All About Chocolate

Elevate your baking skills by learning these finer details of chocolate.

This December, we’re going to show you how you can achieve great taste using everyone's favorite treat: chocolate. This content was created in partnership with Food52.

We think we have chocolate figured out. We put it in a drawer; a cookie; our favorite frosting. But learning the finer points of cacao can only enhance our love and enjoyment of our favorite year-round treat — and knowing how to choose the right bar for baking is more nuanced than you’d think.

A standard chocolate bar is made up of three components of varying proportions: Chocolate liquor (another way of saying the meat of the cacao bean), cocoa butter (the naturally occurring fat in the cacao bean), and sugar. The ratio of these three ingredients (measured by weight) determines not only the taste of the finished chocolate, but also its texture and behavior when used in baked goods.

Dark chocolate has a high proportion of chocolate liquor; in other words, it contains less sugar and little to no cocoa butter. A chocolate bar with a high percentage of cacao will be less sweet, more bitter and less soluble as you increase its proportion to the other ingredients in a recipe. The quality of the bean and its processing is very important here, since it is the predominant source of flavor.

Semisweet or bittersweet chocolate must contain at least 35 percent percent chocolate liquor, but you’re likely to find bars under this classification with up to 70 percent cacao. Dark chocolate is a wonderful bitter complement for sweets; chop up a bar and fold it into cookies, melt it for ganaches and glazes, or turn it into ice cream or hot chocolate. Baking chocolate (or unsweetened chocolate) is 100 percent cacao and used as a base in sweet confections like brownies, cakes, and cookies for its rich chocolate flavor.

Live.Love.Lux Tip: Baking chocolate treats this winter? With an Electrolux wall oven you’ll never have to worry about uneven baking temperatures — thanks to convection technology.

When it comes to baking, the best policy is to stick to the cacao percentage instructed in the recipe — if it calls for semisweet or bittersweet but doesn’t specify a percentage, you’ll be safe not exceeding 60 percent.

Milk chocolate contains at least 10 percent chocolate liquor and contains a higher percentage of milk and sugar. The result is a creamier chocolate that lends itself as a source of sweetness, flavor and texture in recipes for candy bars, cookies, glazes, sauces and frostings. It’s also a wonderful bar to eat as is, since it tastes like a confection all on its own.
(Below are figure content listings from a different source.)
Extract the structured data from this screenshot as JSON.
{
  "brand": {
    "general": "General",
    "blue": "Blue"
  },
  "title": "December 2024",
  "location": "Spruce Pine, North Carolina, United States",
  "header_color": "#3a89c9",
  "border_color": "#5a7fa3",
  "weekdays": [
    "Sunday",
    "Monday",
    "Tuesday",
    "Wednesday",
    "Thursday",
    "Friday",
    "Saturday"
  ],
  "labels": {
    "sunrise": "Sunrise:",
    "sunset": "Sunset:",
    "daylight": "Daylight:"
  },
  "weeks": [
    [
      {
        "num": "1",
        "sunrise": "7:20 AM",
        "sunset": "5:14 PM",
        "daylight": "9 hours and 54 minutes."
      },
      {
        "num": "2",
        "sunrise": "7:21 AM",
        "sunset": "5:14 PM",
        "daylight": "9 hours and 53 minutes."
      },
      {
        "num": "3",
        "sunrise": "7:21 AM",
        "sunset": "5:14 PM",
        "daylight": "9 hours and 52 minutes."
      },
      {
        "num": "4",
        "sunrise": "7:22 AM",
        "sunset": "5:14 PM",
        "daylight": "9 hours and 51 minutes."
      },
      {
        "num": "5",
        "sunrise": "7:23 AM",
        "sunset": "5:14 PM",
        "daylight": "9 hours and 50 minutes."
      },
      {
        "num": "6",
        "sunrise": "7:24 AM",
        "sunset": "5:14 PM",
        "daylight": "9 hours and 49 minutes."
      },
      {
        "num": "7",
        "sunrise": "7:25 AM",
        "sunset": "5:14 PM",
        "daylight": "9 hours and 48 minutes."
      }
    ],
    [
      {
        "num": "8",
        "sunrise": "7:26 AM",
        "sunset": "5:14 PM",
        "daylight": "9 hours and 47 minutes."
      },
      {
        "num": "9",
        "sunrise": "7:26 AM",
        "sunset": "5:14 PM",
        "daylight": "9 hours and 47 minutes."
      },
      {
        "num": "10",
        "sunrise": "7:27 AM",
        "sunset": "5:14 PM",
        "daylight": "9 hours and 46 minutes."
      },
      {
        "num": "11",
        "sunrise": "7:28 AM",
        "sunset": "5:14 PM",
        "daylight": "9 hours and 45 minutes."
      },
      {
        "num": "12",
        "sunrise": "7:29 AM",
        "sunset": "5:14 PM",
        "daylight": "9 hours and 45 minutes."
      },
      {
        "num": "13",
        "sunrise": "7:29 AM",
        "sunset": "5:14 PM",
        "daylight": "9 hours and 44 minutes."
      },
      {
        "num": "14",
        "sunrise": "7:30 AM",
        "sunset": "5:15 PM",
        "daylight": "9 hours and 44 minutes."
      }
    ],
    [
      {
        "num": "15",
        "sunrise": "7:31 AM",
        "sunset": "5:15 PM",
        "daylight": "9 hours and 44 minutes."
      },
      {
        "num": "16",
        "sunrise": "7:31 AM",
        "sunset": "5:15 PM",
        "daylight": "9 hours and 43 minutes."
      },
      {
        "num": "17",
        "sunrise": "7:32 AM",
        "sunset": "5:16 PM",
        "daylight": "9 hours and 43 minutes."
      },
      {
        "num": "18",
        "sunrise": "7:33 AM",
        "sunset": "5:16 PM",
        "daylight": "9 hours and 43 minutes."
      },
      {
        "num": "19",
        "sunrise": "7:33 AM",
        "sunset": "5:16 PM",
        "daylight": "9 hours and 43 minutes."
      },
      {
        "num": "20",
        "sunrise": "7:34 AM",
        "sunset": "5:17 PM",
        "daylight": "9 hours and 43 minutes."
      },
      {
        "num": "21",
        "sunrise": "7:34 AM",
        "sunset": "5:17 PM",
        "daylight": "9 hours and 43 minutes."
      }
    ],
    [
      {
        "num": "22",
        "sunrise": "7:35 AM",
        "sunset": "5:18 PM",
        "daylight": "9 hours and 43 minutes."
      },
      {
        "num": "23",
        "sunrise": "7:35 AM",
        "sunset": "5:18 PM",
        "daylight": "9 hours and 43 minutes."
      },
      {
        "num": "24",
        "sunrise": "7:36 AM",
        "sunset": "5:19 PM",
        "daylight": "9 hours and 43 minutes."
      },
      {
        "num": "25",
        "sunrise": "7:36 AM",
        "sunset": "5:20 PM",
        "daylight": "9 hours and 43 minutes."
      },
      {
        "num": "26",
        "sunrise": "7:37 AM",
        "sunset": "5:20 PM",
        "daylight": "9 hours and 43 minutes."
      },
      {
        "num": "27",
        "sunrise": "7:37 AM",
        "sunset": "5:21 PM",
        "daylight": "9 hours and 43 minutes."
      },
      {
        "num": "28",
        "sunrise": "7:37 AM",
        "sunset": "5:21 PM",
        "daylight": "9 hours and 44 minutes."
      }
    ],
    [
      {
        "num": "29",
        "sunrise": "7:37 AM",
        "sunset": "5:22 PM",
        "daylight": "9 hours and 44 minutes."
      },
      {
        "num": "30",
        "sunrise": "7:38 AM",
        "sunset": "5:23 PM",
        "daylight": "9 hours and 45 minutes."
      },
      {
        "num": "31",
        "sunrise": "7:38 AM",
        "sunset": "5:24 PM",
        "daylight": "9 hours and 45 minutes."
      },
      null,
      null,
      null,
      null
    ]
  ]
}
True white chocolate contains no chocolate liquor and is made from cocoa butter, milk, sugar, and flavorings, like vanilla bean. Mass-produced white chocolate is often made with vegetable fat instead of cocoa butter, but this compromises the luscious silky texture of the traditional treat. White chocolate can be used much like milk chocolate — with an obvious difference in flavor — in anything from candy bars to frostings to cookies. Similarly, it can be quite sweet, so you’ll want to look at it as an additional source of sugar when baking.